Admittedly the original games didn’t have much in the way of side quests, but they felt more expansive, particularly the first two in which every dungeon level was built on a 22×22 grid. You could really explore the levels, while most of the dungeons in this game are essentially start at point A and work your way to point B, hacking up two types of monsters along the way.

Update: The newer Bard’s Tale IV is much more an update of the original gameplay!

Comments

non_seqvitvr

Omg… first time I saw that bard’s graphic, it was on a greenscreen, and the fact that his fingers strummed the lute and his mouth moved up and down was considered “cutting edge graphics”. Good memories, Mindblading hundreds of berzerkers into oblivion…

You’re right though, the old games seemed a lot more expansive, despite the reality of their small size. There was a bigger wealth of imaginative possibility in those old games. Text battles turned into epics in your head, with just enough detail to keep track of but not so much you were overwhelmed or jaded. In your mind, characters bantered with each other in fresh new ways, every adventure.

I guess this is like old folks going on about how much they liked Golden Age Radio (conveniently omitting all the Camel “T-zone” ads.)

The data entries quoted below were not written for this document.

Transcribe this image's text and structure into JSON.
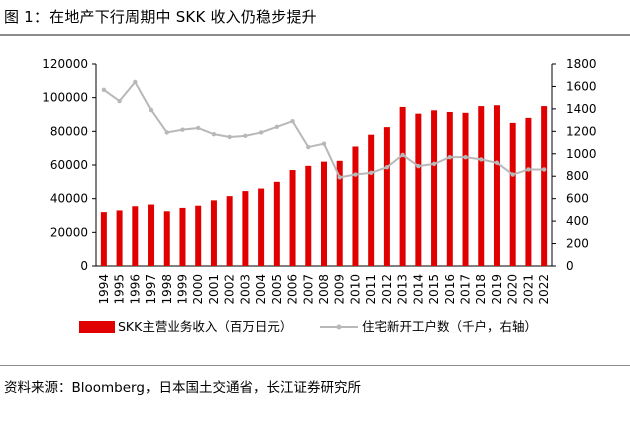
{
  "title": {
    "label": "图 1：",
    "text": "在地产下行周期中 SKK 收入仍稳步提升"
  },
  "chart_data": {
    "type": "bar+line",
    "categories": [
      "1994",
      "1995",
      "1996",
      "1997",
      "1998",
      "1999",
      "2000",
      "2001",
      "2002",
      "2003",
      "2004",
      "2005",
      "2006",
      "2007",
      "2008",
      "2009",
      "2010",
      "2011",
      "2012",
      "2013",
      "2014",
      "2015",
      "2016",
      "2017",
      "2018",
      "2019",
      "2020",
      "2021",
      "2022"
    ],
    "series": [
      {
        "name": "SKK主营业务收入（百万日元）",
        "type": "bar",
        "axis": "left",
        "color": "#e00000",
        "values": [
          32000,
          33000,
          35500,
          36500,
          32500,
          34500,
          35800,
          39000,
          41500,
          44500,
          46000,
          50000,
          57000,
          59500,
          62000,
          62500,
          71000,
          78000,
          82500,
          94500,
          90500,
          92500,
          91500,
          91000,
          95000,
          95500,
          85000,
          88000,
          95000
        ]
      },
      {
        "name": "住宅新开工户数（千户，右轴）",
        "type": "line",
        "axis": "right",
        "color": "#b8b8b8",
        "values": [
          1570,
          1470,
          1640,
          1390,
          1190,
          1215,
          1230,
          1175,
          1150,
          1160,
          1190,
          1240,
          1290,
          1060,
          1090,
          790,
          815,
          830,
          880,
          990,
          890,
          910,
          970,
          970,
          950,
          920,
          815,
          860,
          860
        ]
      }
    ],
    "left_axis": {
      "ylim": [
        0,
        120000
      ],
      "ticks": [
        "0",
        "20000",
        "40000",
        "60000",
        "80000",
        "100000",
        "120000"
      ]
    },
    "right_axis": {
      "ylim": [
        0,
        1800
      ],
      "ticks": [
        "0",
        "200",
        "400",
        "600",
        "800",
        "1000",
        "1200",
        "1400",
        "1600",
        "1800"
      ]
    },
    "legend_position": "bottom"
  },
  "source": "资料来源：Bloomberg，日本国土交通省，长江证券研究所"
}
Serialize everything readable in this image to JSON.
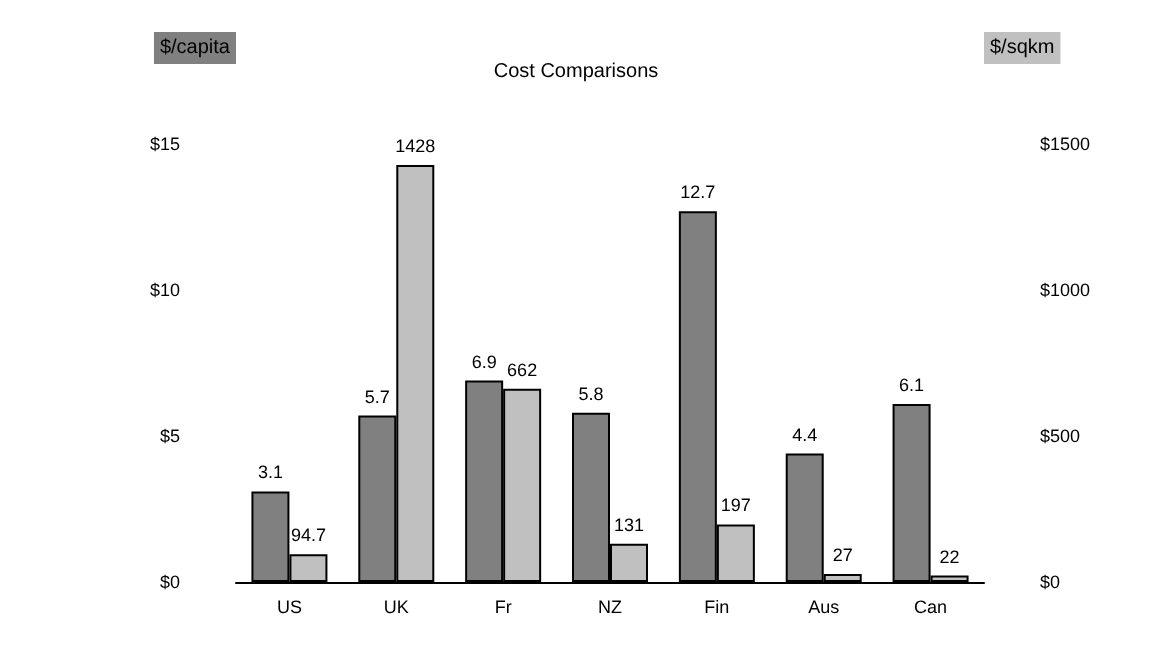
{
  "chart_data": {
    "type": "bar",
    "title": "Cost Comparisons",
    "ylabel": "$/capita",
    "y2label": "$/sqkm",
    "categories": [
      "US",
      "UK",
      "Fr",
      "NZ",
      "Fin",
      "Aus",
      "Can"
    ],
    "series": [
      {
        "color": "#808080",
        "values": [
          3.1,
          5.7,
          6.9,
          5.8,
          12.7,
          4.4,
          6.1
        ]
      },
      {
        "color": "#c0c0c0",
        "axis": "y2",
        "values": [
          94.7,
          1428,
          662,
          131,
          197,
          27,
          22
        ]
      }
    ],
    "ylim": [
      0,
      15
    ],
    "yticks": [
      {
        "value": 0,
        "label": "$0"
      },
      {
        "value": 5,
        "label": "$5"
      },
      {
        "value": 10,
        "label": "$10"
      },
      {
        "value": 15,
        "label": "$15"
      }
    ],
    "y2lim": [
      0,
      1500
    ],
    "y2ticks": [
      {
        "value": 0,
        "label": "$0"
      },
      {
        "value": 500,
        "label": "$500"
      },
      {
        "value": 1000,
        "label": "$1000"
      },
      {
        "value": 1500,
        "label": "$1500"
      }
    ],
    "data_labels": true,
    "grid": false
  }
}
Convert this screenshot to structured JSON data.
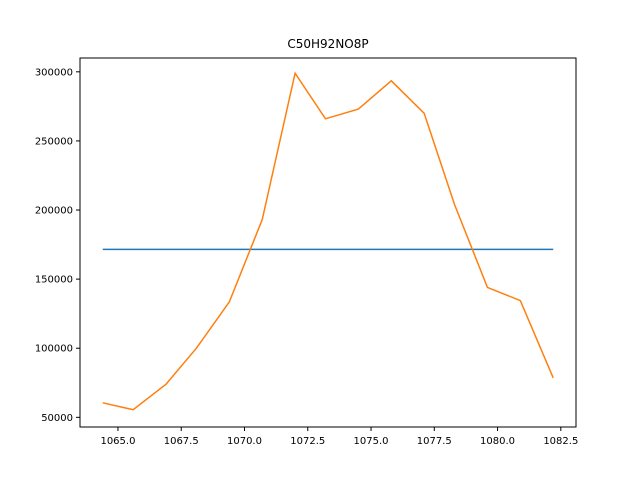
{
  "chart_data": {
    "type": "line",
    "title": "C50H92NO8P",
    "xlabel": "",
    "ylabel": "",
    "xlim": [
      1063.5,
      1083.1
    ],
    "ylim": [
      43000,
      310000
    ],
    "xticks": [
      1065.0,
      1067.5,
      1070.0,
      1072.5,
      1075.0,
      1077.5,
      1080.0,
      1082.5
    ],
    "xtick_labels": [
      "1065.0",
      "1067.5",
      "1070.0",
      "1072.5",
      "1075.0",
      "1077.5",
      "1080.0",
      "1082.5"
    ],
    "yticks": [
      50000,
      100000,
      150000,
      200000,
      250000,
      300000
    ],
    "ytick_labels": [
      "50000",
      "100000",
      "150000",
      "200000",
      "250000",
      "300000"
    ],
    "grid": false,
    "series": [
      {
        "color": "#1f77b4",
        "x": [
          1064.4,
          1082.2
        ],
        "y": [
          171500,
          171500
        ]
      },
      {
        "color": "#ff7f0e",
        "x": [
          1064.4,
          1065.6,
          1066.9,
          1068.1,
          1069.4,
          1070.7,
          1072.0,
          1073.2,
          1074.5,
          1075.8,
          1077.1,
          1078.3,
          1079.6,
          1080.9,
          1082.2
        ],
        "y": [
          60500,
          55500,
          74000,
          100000,
          133500,
          193000,
          299000,
          266000,
          273000,
          293500,
          270000,
          204000,
          144000,
          134500,
          78500
        ]
      }
    ]
  }
}
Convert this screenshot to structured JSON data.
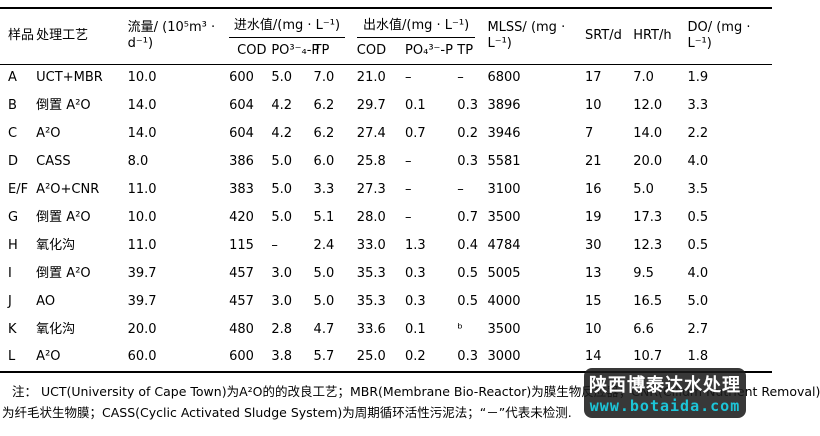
{
  "table": {
    "header": {
      "sample": "样品",
      "process": "处理工艺",
      "flow": "流量/ (10⁵m³ · d⁻¹)",
      "influent_group": "进水值/(mg · L⁻¹)",
      "effluent_group": "出水值/(mg · L⁻¹)",
      "in_cod": "COD",
      "in_po4": "PO³⁻₄-P",
      "in_tp": "TP",
      "out_cod": "COD",
      "out_po4": "PO₄³⁻-P",
      "out_tp": "TP",
      "mlss": "MLSS/ (mg · L⁻¹)",
      "srt": "SRT/d",
      "hrt": "HRT/h",
      "do": "DO/ (mg · L⁻¹)"
    },
    "rows": [
      [
        "A",
        "UCT+MBR",
        "10.0",
        "600",
        "5.0",
        "7.0",
        "21.0",
        "–",
        "–",
        "6800",
        "17",
        "7.0",
        "1.9"
      ],
      [
        "B",
        "倒置 A²O",
        "14.0",
        "604",
        "4.2",
        "6.2",
        "29.7",
        "0.1",
        "0.3",
        "3896",
        "10",
        "12.0",
        "3.3"
      ],
      [
        "C",
        "A²O",
        "14.0",
        "604",
        "4.2",
        "6.2",
        "27.4",
        "0.7",
        "0.2",
        "3946",
        "7",
        "14.0",
        "2.2"
      ],
      [
        "D",
        "CASS",
        "8.0",
        "386",
        "5.0",
        "6.0",
        "25.8",
        "–",
        "0.3",
        "5581",
        "21",
        "20.0",
        "4.0"
      ],
      [
        "E/F",
        "A²O+CNR",
        "11.0",
        "383",
        "5.0",
        "3.3",
        "27.3",
        "–",
        "–",
        "3100",
        "16",
        "5.0",
        "3.5"
      ],
      [
        "G",
        "倒置 A²O",
        "10.0",
        "420",
        "5.0",
        "5.1",
        "28.0",
        "–",
        "0.7",
        "3500",
        "19",
        "17.3",
        "0.5"
      ],
      [
        "H",
        "氧化沟",
        "11.0",
        "115",
        "–",
        "2.4",
        "33.0",
        "1.3",
        "0.4",
        "4784",
        "30",
        "12.3",
        "0.5"
      ],
      [
        "I",
        "倒置 A²O",
        "39.7",
        "457",
        "3.0",
        "5.0",
        "35.3",
        "0.3",
        "0.5",
        "5005",
        "13",
        "9.5",
        "4.0"
      ],
      [
        "J",
        "AO",
        "39.7",
        "457",
        "3.0",
        "5.0",
        "35.3",
        "0.3",
        "0.5",
        "4000",
        "15",
        "16.5",
        "5.0"
      ],
      [
        "K",
        "氧化沟",
        "20.0",
        "480",
        "2.8",
        "4.7",
        "33.6",
        "0.1",
        "ᵇ",
        "3500",
        "10",
        "6.6",
        "2.7"
      ],
      [
        "L",
        "A²O",
        "60.0",
        "600",
        "3.8",
        "5.7",
        "25.0",
        "0.2",
        "0.3",
        "3000",
        "14",
        "10.7",
        "1.8"
      ]
    ]
  },
  "footnote": {
    "line1": "注： UCT(University of Cape Town)为A²O的的改良工艺；MBR(Membrane Bio-Reactor)为膜生物反应器；CNR(Cilium Nutrient Removal)",
    "line2": "为纤毛状生物膜；CASS(Cyclic Activated Sludge System)为周期循环活性污泥法；“－”代表未检测."
  },
  "watermark": {
    "line1": "陕西博泰达水处理",
    "line2": "www.botaida.com",
    "bg_color": "#1a1a1a",
    "url_color": "#1cc5d8"
  }
}
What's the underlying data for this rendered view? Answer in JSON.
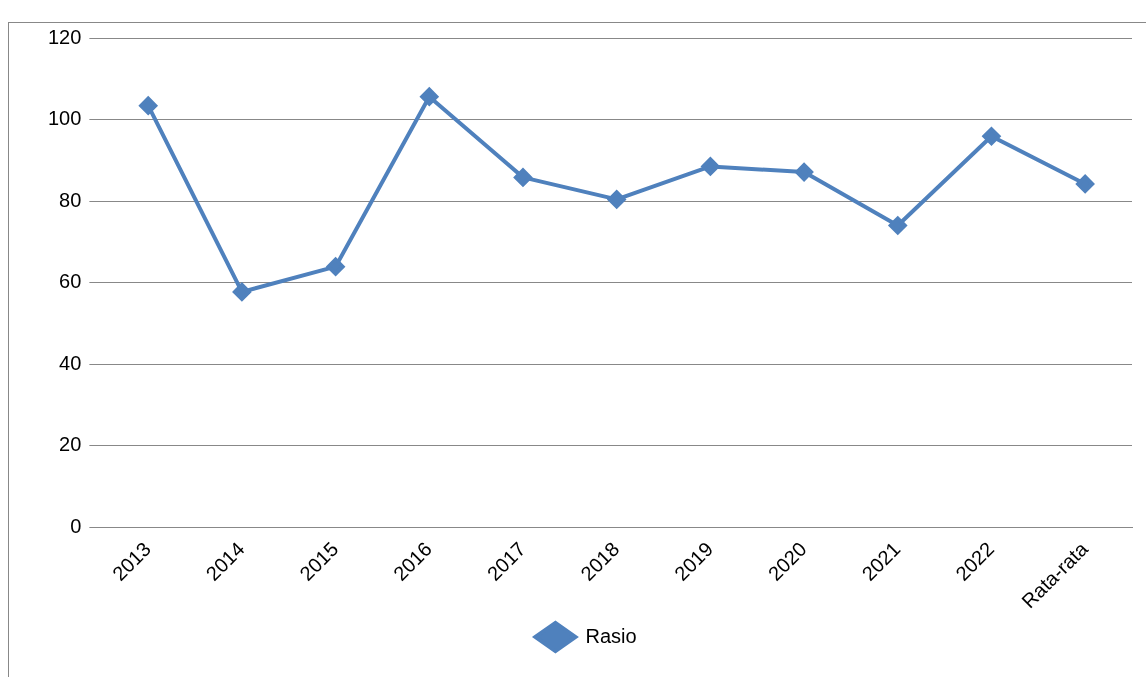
{
  "chart_data": {
    "type": "line",
    "categories": [
      "2013",
      "2014",
      "2015",
      "2016",
      "2017",
      "2018",
      "2019",
      "2020",
      "2021",
      "2022",
      "Rata-rata"
    ],
    "series": [
      {
        "name": "Rasio",
        "color": "#4f81bd",
        "values": [
          103.4,
          57.7,
          63.9,
          105.6,
          85.8,
          80.4,
          88.5,
          87.1,
          74.0,
          95.9,
          84.2
        ]
      }
    ],
    "ylim": [
      0,
      120
    ],
    "yticks": [
      0,
      20,
      40,
      60,
      80,
      100,
      120
    ],
    "grid": "y",
    "legend": "bottom",
    "marker": "diamond",
    "line_style": "solid"
  }
}
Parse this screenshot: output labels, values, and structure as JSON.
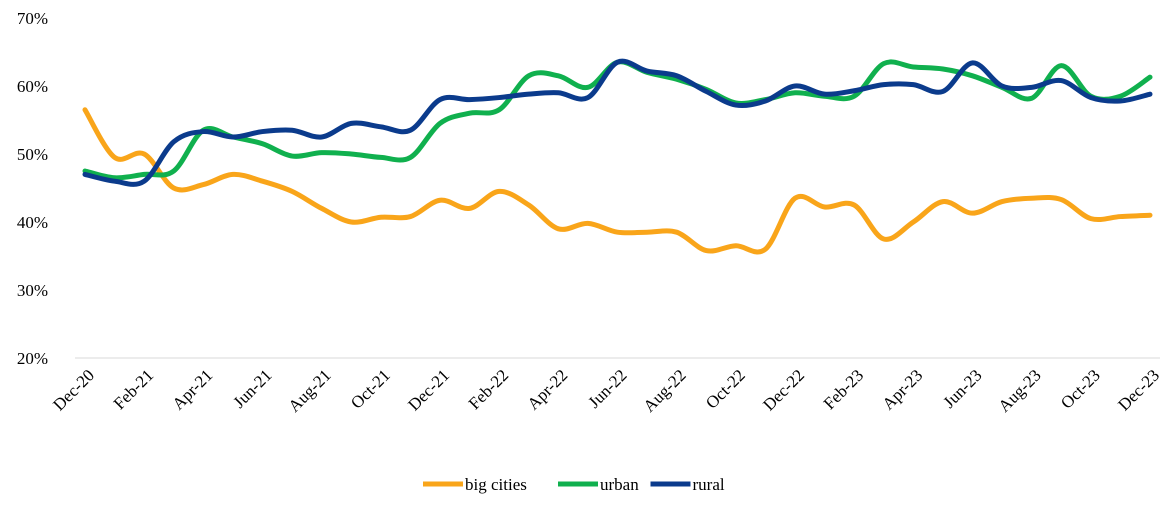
{
  "chart_data": {
    "type": "line",
    "categories": [
      "Dec-20",
      null,
      "Feb-21",
      null,
      "Apr-21",
      null,
      "Jun-21",
      null,
      "Aug-21",
      null,
      "Oct-21",
      null,
      "Dec-21",
      null,
      "Feb-22",
      null,
      "Apr-22",
      null,
      "Jun-22",
      null,
      "Aug-22",
      null,
      "Oct-22",
      null,
      "Dec-22",
      null,
      "Feb-23",
      null,
      "Apr-23",
      null,
      "Jun-23",
      null,
      "Aug-23",
      null,
      "Oct-23",
      null,
      "Dec-23"
    ],
    "series": [
      {
        "name": "big cities",
        "color": "#f9a51a",
        "values": [
          56.5,
          49.5,
          50,
          45,
          45.5,
          47,
          46,
          44.5,
          42,
          40,
          40.7,
          40.8,
          43.2,
          42,
          44.5,
          42.5,
          39,
          39.8,
          38.5,
          38.5,
          38.5,
          35.8,
          36.5,
          36,
          43.5,
          42.2,
          42.5,
          37.5,
          40,
          43,
          41.3,
          43,
          43.5,
          43.3,
          40.5,
          40.8,
          41
        ]
      },
      {
        "name": "urban",
        "color": "#10b04e",
        "values": [
          47.5,
          46.5,
          47,
          47.5,
          53.5,
          52.5,
          51.5,
          49.7,
          50.2,
          50,
          49.5,
          49.5,
          54.5,
          56,
          56.5,
          61.5,
          61.5,
          59.8,
          63.5,
          62,
          61,
          59.5,
          57.5,
          58,
          59,
          58.5,
          58.5,
          63.3,
          62.8,
          62.5,
          61.5,
          59.8,
          58.2,
          63,
          58.5,
          58.5,
          61.3
        ]
      },
      {
        "name": "rural",
        "color": "#0b3b8c",
        "values": [
          47,
          46,
          46,
          51.8,
          53.3,
          52.5,
          53.3,
          53.5,
          52.5,
          54.5,
          54,
          53.5,
          58,
          58,
          58.3,
          58.8,
          59,
          58.3,
          63.5,
          62.2,
          61.5,
          59.2,
          57.2,
          57.8,
          60,
          58.8,
          59.3,
          60.2,
          60.2,
          59.2,
          63.4,
          60,
          59.8,
          60.8,
          58.3,
          57.8,
          58.8
        ]
      }
    ],
    "ylim": [
      20,
      70
    ],
    "yticks": [
      {
        "value": 20,
        "label": "20%"
      },
      {
        "value": 30,
        "label": "30%"
      },
      {
        "value": 40,
        "label": "40%"
      },
      {
        "value": 50,
        "label": "50%"
      },
      {
        "value": 60,
        "label": "60%"
      },
      {
        "value": 70,
        "label": "70%"
      }
    ],
    "grid": false,
    "legend": "bottom"
  }
}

Other things that made those games feel bigger — did you actually finish the original BT games before getting the clue book? (Before the Internet made those either glossy or obsolete). A story where you haven’t gotten to the end is endless, in a way. Also, in grid-based games you could get from one end of town to another in maybe 35 keystrokes… all that new 3D art is snappy to begin with, but once you’ve taken twenty-thirty minutes to go past it a few times (twice even, for some people) it pales quickly. Big ==> boring, there.

Should play the new one soon though, funny is good too.

kelson

You see:
99 Berserkers
99 Berserkers
99 Berserkers
99 Berserkers

IIRC I finished the first game without the hint book, but went back and picked it up anyway. The second game, I think I may have looked the occasional thing up. I remember finding it interesting that they managed to structure the hint books as narratives while still leaving the story open for your party to head down the same path. I think the first one ended in disaster, and they cast a spell to reverse time, and the second one was a dream quest.

I never technically finished the third game. I got through everything but the final battle, and while I was able to get rid of Tarjan using my Rogue, the extra armies he summoned would finish me off every time. Somewhere I probably still have a saved game right in front of the door to that chamber.

wayens

That’s too bad. I read that you get to choose your own reactions which I thought would affect the story. Maybe not.

kelson

You can affect small-scale changes, but not the main quest. Your choices may determine which items you get, or how much experience. Anything plot-critical, though, is either done in a cut scene or presented as the only way to accomplish something.

Nothing on the level of, say, Might and Magic 7, in which your choices during one set of quests determine whether a war is fought in one region, the relative strengths of the nations involved afterward, classes available for advancement, which cities are safe to visit, and what goal you work toward in the last third of the game.